Chereads / ZOMBIE AREA / Chapter 22 - Rencana Gila

Chapter 22 - Rencana Gila

Malam dingin pada hari itu ...

Dua pasang kaki yang terbelenggu dihadapkan oleh kematian berwujud hitam, menjadi tontonan para lansia dan perawat lain di ruang kantin. Mereka menyeka gorden kaca untuk menyaksikan apa yang terjadi di luar. Ruang dan waktu seakan-akan terhenti, dua pria itu tak kunjung beranjak dari teras.

Bola mata bermanik cokelat muda milik Jerry terpapar oleh cahaya rembulan nan redup sehingga benda bulat itu seperti cermin. Dari sana terlihatlah bayangan di belakang tubuh Lee Han. Melalui mata temannya, Lee Han dengan keberanian yang tersisa mulai mengangkat pipa besi di tangan kanannya. Jerry berkedip cepat, seolah-olah tanda bahwa sebentar lagi temannya itu akan berlari tunggang langgang dari teras.

Pelan tapi pasti, kaki Jerry telah mengambil langkah mundur dan bayangan yang tergambar di bola mata itu makin tak jelas. Lee Han memandang mata Jerry dengan penuh permohonan, akan tetapi Jerry tak membalas tatapannya. Pria bermata cokelat muda itu sudah tenggelam dalam ketakutan setengah mati.

Takut diterkam karena Jerry memancing pergerakan, akhirnya pipa besi yang sudah berkeringat basah melayang ke belakang. Bersamaan dengan suara yang meraung tajam hingga menusuk ke ulu hati. Pipa besi sukses menghantam pelipis sosok yang tak dikenal itu. Bak gunung merapi yang menyemburkan lava, kepala yang terkena serangan Lee Han langsung menyemprotkan darah dalam jumlah banyak sekali. Sehingga darah itu mengotori tembok, sampai membasahi setengah wajah Lee Han. Suara pukulan nan kuat, menggema selama dua detik dalam jarak 6 meter. Para penonton di ruang kantin spontan menjerit-jerit.

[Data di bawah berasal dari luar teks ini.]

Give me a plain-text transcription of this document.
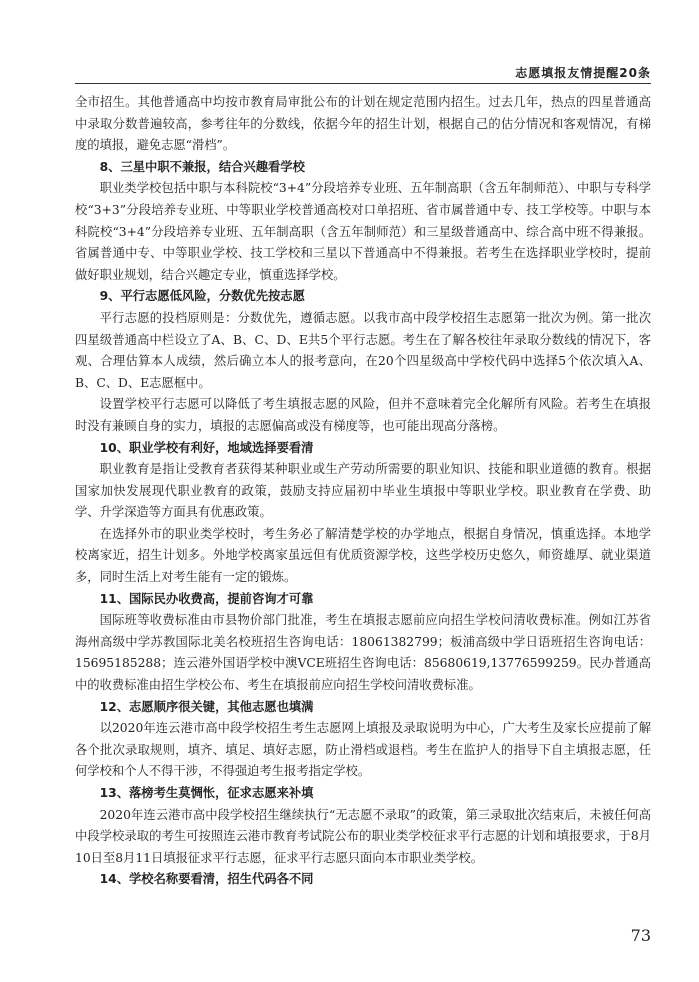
志愿填报友情提醒20条

全市招生。其他普通高中均按市教育局审批公布的计划在规定范围内招生。过去几年，热点的四星普通高中录取分数普遍较高，参考往年的分数线，依据今年的招生计划，根据自己的估分情况和客观情况，有梯度的填报，避免志愿“滑档”。

8、三星中职不兼报，结合兴趣看学校

职业类学校包括中职与本科院校“3+4”分段培养专业班、五年制高职（含五年制师范）、中职与专科学校“3+3”分段培养专业班、中等职业学校普通高校对口单招班、省市属普通中专、技工学校等。中职与本科院校“3+4”分段培养专业班、五年制高职（含五年制师范）和三星级普通高中、综合高中班不得兼报。省属普通中专、中等职业学校、技工学校和三星以下普通高中不得兼报。若考生在选择职业学校时，提前做好职业规划，结合兴趣定专业，慎重选择学校。

9、平行志愿低风险，分数优先按志愿

平行志愿的投档原则是：分数优先，遵循志愿。以我市高中段学校招生志愿第一批次为例。第一批次四星级普通高中栏设立了A、B、C、D、E共5个平行志愿。考生在了解各校往年录取分数线的情况下，客观、合理估算本人成绩，然后确立本人的报考意向，在20个四星级高中学校代码中选择5个依次填入A、B、C、D、E志愿框中。

设置学校平行志愿可以降低了考生填报志愿的风险，但并不意味着完全化解所有风险。若考生在填报时没有兼顾自身的实力，填报的志愿偏高或没有梯度等，也可能出现高分落榜。

10、职业学校有利好，地域选择要看清

职业教育是指让受教育者获得某种职业或生产劳动所需要的职业知识、技能和职业道德的教育。根据国家加快发展现代职业教育的政策，鼓励支持应届初中毕业生填报中等职业学校。职业教育在学费、助学、升学深造等方面具有优惠政策。

在选择外市的职业类学校时，考生务必了解清楚学校的办学地点，根据自身情况，慎重选择。本地学校离家近，招生计划多。外地学校离家虽远但有优质资源学校，这些学校历史悠久，师资雄厚、就业渠道多，同时生活上对考生能有一定的锻炼。

11、国际民办收费高，提前咨询才可靠

国际班等收费标准由市县物价部门批准，考生在填报志愿前应向招生学校问清收费标准。例如江苏省海州高级中学苏教国际北美名校班招生咨询电话：18061382799；板浦高级中学日语班招生咨询电话：15695185288；连云港外国语学校中澳VCE班招生咨询电话：85680619,13776599259。民办普通高中的收费标准由招生学校公布、考生在填报前应向招生学校问清收费标准。

12、志愿顺序很关键，其他志愿也填满

以2020年连云港市高中段学校招生考生志愿网上填报及录取说明为中心，广大考生及家长应提前了解各个批次录取规则，填齐、填足、填好志愿，防止滑档或退档。考生在监护人的指导下自主填报志愿，任何学校和个人不得干涉，不得强迫考生报考指定学校。

13、落榜考生莫惆怅，征求志愿来补填

2020年连云港市高中段学校招生继续执行“无志愿不录取”的政策，第三录取批次结束后，未被任何高中段学校录取的考生可按照连云港市教育考试院公布的职业类学校征求平行志愿的计划和填报要求，于8月10日至8月11日填报征求平行志愿，征求平行志愿只面向本市职业类学校。

14、学校名称要看清，招生代码各不同
73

Setelah melihat sosok itu terkapar tak bergerak, Lee Han menarik napas lega. Tangannya masih gemetar usai menghantam dengan sekuat tenaga. Bekas bukulan itu bahkan menyisakan jejak darah baru nan merah kehitaman.

Jerry terkesiap, perlawanan temannya itu seolah-olah memukul nyali kecilnya. Ucapnya dalam hati, ''Memalukan sekali. Aku bahkan terpikir untuk meninggalkannya hanya karena bertatapan dengan mayat hidup itu. Benarkah begini seorang pemimpin? Ini menjadi bukti terbuka bahwa aku tak layak menjadi pemimpin mereka. Andai saja ...''

''Jerry!'' panggil Lee Han dengan intonasi pendek.

Jerry tersentak ketika Lee Han memukul perut atasnya dengan pelan. Pria bertubuh kekar itu mencuri-curi pandang padanya seraya mengawasi mayat yang tergeletak di dekat tembok.

''Kita harus ke atas, sebelum ini mengundang mayat hidup lain berdatangan,'' ujar Lee Han. Nada bicaranya sudah berubah, seperti orang yang dikejar-kejar sesuatu. Lee Han tampak mengawasi daerah sekitar, mengabaikan darah yang mengotori setengah pipi hingga lengan kanannya.

...

Setelah sampai di teras balkon, mereka menyaksikan seorang perawat dengan tubuh pucat sedang menggeram keras sambil mendorong pintu sebuah kamar yang terdengar suara beberapa lansia di dalamnya. Lee Han dan Jerry lekas memukul seorang perawat itu hingga tumbang tak bergerak lagi. keributan yang terjadi membuat beberapa lansia keluar dari kamar. Mereka sangat senang melihat nenek Nam dan kawan-kawannya.

Tanpa membuang waktu, Nenek Nam diistirahatkan di salah satu kamar. Para lansia yang sudah sejak pagi berada di lantai dua, kini sibuk menceritakan keadaan lantai dua. Jerry dan Lee Han tak ingin mengganggu pembicaraan itu, mereka keluar dari kamar.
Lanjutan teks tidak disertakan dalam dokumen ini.